The hydrolysis of N-(3-triethoxysilyl-propyl)ethylenediamine (CAS 5089 -72 -5) was determined in a study with 1H-NMR spectroscopy (Gerhards, 2006). This method is able to follow the hydrolysis of the various alkoxy and acetoxysilanes. During the course of the hydrolysis the corresponding alkyl alcohols or acetic acid are formed. 1H-NMR-spectroscopy is used to differentiate the alkoxy structure from alcohol structure, or the acetoxy from the acid structure. At the same time 1H-NMR-spectroscopy can be used to quantify products with a molecular weight typical of the studied products at a concentration of 0.01 mol/L without severe problems.
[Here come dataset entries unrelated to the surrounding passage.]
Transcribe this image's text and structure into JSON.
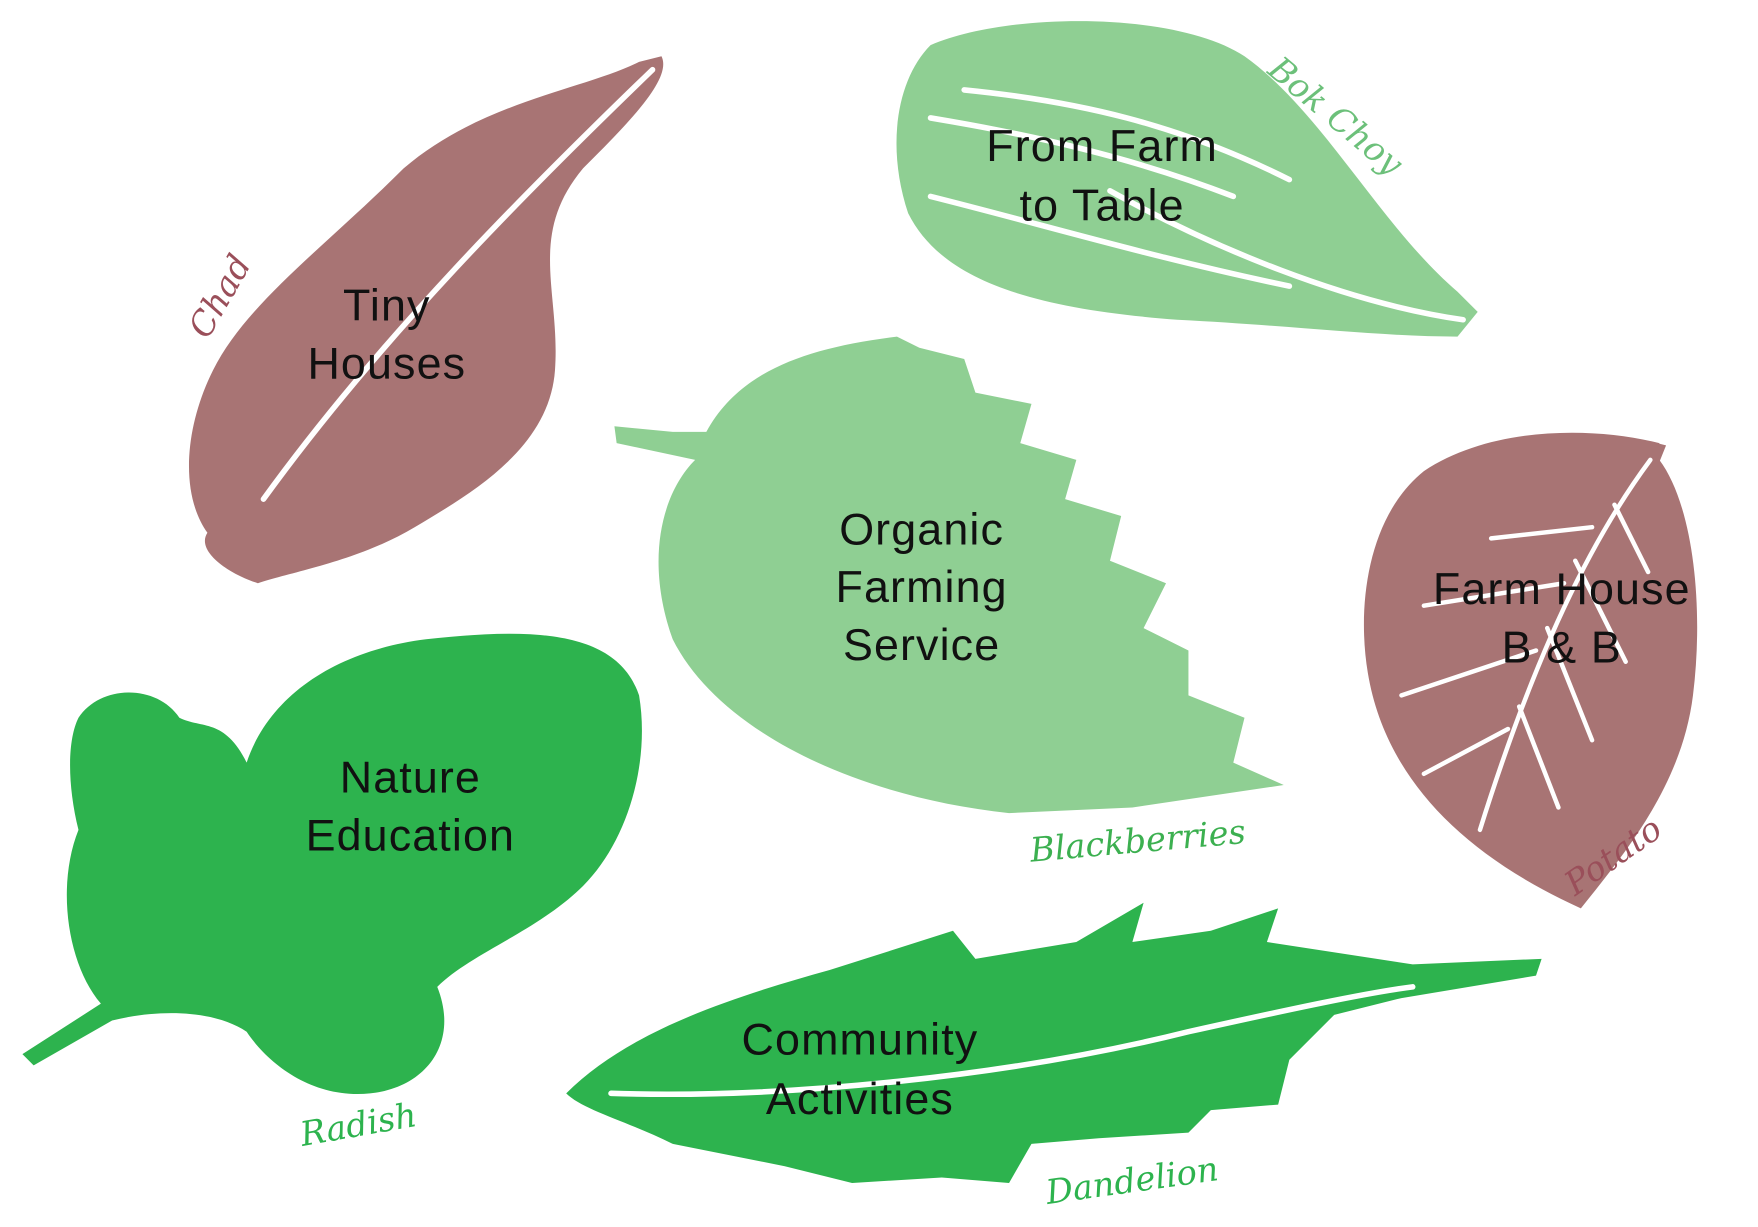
{
  "nodes": [
    {
      "lines": [
        "Tiny",
        "Houses"
      ],
      "plant": "Chad"
    },
    {
      "lines": [
        "From Farm",
        "to Table"
      ],
      "plant": "Bok Choy"
    },
    {
      "lines": [
        "Organic",
        "Farming",
        "Service"
      ],
      "plant": "Blackberries"
    },
    {
      "lines": [
        "Farm House",
        "B & B"
      ],
      "plant": "Potato"
    },
    {
      "lines": [
        "Nature",
        "Education"
      ],
      "plant": "Radish"
    },
    {
      "lines": [
        "Community",
        "Activities"
      ],
      "plant": "Dandelion"
    }
  ]
}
For determining the hydrolysis rate in this case the signal of the CH2-group attached to the oxygen in the ethoxy-group or to the OH-group in ethanol is used. The regression of the Arrhenius plot in this case results in a half-life of the original compound of 165 minutes at pH 7 and a concentration of 0.01 mol/L. For the other pH values studies the calculated half-lives are even shorter with a DT50 of 15 min for pH 4 and 14 min for pH 9.

The initial hydrolysis products are N-(3-(trihydroxysilyl)propyl)ethylenediamine and ethanol.